Tuesday: The Joy and Responsibility of Parenting

Read Ps. 127:1-5. What is the basic message of this short psalm? What important principles should we take away from it for ourselves and how we live?
When you wish to cook your favorite dish, you follow a recipe. If you add all the needed ingredients and follow all the steps, the majority of the time you get the desired results. Parenting, though, is not like cooking. No child is exactly like any other child, and even if you do everything just as you have done with other children, they can turn out different. This may have to do with their gender, the order in which they were born, their temperaments, or a host of other reasons. In God’s plan, parents would lead and teach their children to love and obey Him (Deut. 6:4-9, Ps. 78:5-7). The directive from God to parents is to “train up a child in the way he should go” (Prov. 22:6, NKJV), not to hover over children to make sure they never make any wrong decisions.
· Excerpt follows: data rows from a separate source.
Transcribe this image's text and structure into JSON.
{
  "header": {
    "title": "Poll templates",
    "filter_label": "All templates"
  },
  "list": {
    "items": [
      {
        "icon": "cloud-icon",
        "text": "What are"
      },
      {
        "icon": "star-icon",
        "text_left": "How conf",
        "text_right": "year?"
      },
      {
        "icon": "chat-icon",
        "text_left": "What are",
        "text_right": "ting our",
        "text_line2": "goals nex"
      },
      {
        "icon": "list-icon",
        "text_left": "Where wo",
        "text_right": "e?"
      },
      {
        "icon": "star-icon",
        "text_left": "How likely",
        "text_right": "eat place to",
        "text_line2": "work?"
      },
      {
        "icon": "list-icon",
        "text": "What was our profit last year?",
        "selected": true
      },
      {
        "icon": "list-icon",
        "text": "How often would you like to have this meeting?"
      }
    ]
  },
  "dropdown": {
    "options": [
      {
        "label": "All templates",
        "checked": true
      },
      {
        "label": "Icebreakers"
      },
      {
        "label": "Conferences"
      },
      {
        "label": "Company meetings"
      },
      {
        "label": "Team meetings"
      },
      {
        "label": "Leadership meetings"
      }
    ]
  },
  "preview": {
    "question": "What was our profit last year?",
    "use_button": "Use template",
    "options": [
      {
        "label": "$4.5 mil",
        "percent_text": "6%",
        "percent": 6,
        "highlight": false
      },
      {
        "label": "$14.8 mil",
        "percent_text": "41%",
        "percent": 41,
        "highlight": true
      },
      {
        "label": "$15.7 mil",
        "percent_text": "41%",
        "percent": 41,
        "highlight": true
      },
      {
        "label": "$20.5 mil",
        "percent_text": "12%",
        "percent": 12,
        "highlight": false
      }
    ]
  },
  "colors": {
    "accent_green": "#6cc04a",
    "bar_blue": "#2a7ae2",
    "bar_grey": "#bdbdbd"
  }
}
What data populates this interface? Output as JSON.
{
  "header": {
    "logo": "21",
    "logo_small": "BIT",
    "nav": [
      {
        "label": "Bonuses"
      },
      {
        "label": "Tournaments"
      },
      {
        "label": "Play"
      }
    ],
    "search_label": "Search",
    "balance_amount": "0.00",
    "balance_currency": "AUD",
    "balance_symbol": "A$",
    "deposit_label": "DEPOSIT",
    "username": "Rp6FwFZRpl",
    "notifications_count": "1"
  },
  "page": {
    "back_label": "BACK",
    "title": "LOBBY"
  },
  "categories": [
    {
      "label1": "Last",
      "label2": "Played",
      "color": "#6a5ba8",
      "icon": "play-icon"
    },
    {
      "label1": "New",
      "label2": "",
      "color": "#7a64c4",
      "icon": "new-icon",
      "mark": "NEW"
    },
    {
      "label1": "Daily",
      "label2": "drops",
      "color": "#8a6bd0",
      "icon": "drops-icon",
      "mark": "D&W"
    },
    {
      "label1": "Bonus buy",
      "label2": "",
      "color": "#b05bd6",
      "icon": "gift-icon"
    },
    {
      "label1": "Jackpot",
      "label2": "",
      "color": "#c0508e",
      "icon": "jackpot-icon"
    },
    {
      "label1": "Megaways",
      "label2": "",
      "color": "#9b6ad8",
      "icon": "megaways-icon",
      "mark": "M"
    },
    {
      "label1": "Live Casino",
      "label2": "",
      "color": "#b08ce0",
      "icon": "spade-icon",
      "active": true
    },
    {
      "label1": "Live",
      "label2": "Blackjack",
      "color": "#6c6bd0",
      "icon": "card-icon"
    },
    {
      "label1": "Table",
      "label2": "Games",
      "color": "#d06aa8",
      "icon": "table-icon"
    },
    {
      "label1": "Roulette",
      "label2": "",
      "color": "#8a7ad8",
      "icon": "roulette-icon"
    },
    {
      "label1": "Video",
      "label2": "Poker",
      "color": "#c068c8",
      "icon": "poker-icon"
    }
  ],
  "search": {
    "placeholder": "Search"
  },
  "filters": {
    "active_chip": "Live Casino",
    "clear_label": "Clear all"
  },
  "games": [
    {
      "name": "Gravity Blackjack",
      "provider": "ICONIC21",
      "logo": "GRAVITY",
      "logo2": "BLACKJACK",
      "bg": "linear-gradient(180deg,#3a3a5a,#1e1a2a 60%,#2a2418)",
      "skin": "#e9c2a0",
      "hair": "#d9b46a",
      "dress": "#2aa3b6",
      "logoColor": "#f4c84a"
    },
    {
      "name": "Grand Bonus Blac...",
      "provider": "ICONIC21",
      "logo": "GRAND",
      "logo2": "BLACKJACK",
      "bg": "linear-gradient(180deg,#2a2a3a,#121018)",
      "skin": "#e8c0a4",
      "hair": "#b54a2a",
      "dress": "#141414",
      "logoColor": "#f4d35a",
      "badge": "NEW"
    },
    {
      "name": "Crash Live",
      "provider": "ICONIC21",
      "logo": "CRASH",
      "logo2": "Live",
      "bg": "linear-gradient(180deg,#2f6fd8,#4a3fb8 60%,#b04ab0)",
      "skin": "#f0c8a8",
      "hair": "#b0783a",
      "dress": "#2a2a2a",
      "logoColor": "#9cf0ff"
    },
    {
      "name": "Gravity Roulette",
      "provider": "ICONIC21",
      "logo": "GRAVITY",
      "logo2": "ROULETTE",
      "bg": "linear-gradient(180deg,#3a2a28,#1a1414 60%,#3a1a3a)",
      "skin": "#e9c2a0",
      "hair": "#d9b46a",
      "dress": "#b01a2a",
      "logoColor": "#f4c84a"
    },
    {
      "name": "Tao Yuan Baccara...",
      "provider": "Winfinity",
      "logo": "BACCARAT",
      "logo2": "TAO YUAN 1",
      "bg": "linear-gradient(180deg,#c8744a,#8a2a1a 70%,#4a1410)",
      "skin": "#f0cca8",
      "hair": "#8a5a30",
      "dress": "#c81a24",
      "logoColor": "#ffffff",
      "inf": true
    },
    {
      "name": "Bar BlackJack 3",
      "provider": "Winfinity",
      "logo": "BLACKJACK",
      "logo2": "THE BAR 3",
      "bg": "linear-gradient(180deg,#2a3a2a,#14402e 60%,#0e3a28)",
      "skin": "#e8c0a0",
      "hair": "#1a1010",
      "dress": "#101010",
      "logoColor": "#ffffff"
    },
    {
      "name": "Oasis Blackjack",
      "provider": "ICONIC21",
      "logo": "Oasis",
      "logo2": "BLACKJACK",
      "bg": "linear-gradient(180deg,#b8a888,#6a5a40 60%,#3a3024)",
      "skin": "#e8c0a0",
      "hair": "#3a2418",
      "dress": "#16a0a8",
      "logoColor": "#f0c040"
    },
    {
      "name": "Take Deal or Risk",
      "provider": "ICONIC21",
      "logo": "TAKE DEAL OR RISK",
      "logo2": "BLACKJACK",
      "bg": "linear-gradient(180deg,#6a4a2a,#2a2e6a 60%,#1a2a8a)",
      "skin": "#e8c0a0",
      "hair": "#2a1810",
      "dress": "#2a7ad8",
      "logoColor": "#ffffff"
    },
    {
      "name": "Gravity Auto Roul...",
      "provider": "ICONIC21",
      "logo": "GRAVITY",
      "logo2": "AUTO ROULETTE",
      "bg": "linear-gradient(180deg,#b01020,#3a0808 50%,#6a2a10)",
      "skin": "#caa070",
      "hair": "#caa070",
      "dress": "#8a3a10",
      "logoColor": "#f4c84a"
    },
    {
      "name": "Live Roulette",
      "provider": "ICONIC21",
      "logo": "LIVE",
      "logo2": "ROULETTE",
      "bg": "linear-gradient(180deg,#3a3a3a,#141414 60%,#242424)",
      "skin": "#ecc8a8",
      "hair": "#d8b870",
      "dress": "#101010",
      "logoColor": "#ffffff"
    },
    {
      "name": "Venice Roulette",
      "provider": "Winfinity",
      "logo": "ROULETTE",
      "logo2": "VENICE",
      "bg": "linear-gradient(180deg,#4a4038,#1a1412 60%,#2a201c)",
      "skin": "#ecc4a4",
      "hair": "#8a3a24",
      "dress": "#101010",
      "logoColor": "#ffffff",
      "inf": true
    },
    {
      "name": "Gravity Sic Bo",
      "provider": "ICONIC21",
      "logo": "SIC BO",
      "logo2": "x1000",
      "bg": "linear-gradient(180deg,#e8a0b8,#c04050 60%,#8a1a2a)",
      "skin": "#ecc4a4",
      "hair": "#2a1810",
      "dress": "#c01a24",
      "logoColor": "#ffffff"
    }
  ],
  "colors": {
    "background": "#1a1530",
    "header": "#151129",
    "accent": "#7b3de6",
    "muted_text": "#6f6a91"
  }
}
While we want to see our children go from cuddly, defenseless, little people to independent, successful adults, our ultimate responsibility is that they come to know, love, and serve Jesus Christ. As parents, we can follow the plan for the spiritual development of our children outlined in Deuteronomy 6. There are four important prerequisites: That we recognize “the LORD our God” (Deut. 6:4), that we love Him fully from the heart (Deut. 6:5), that we treasure His Word (Deut. 6:6), and that we share with our children what we know about Him (Deut. 6:20-23).
Deuteronomy 6 continues on to provide two important principles. First, the “teach-talk” principle (Deut. 6:7). Teaching refers to formal education, while talking refers to informal instruction. In both cases, the communication of biblical truth takes place within the setting of the parent-child relationship. Formal times of teaching can happen during family worship as we study God’s Word with them. Informal teaching arises spontaneously in the circumstances of day-to-day life and is even more important. Everyday incidents can become effective vehicles for communicating biblical truth (Gen. 18:19). The second is the “bind-write” principle (Deut. 6:8-9). Spiritual truth must be bound up in our actions (“hand”) and attitudes (“head”), but it must also be inscribed in our private (“doorposts”) and public (“gates”) lives. It must move from our hearts into our homes and from our homes into the world.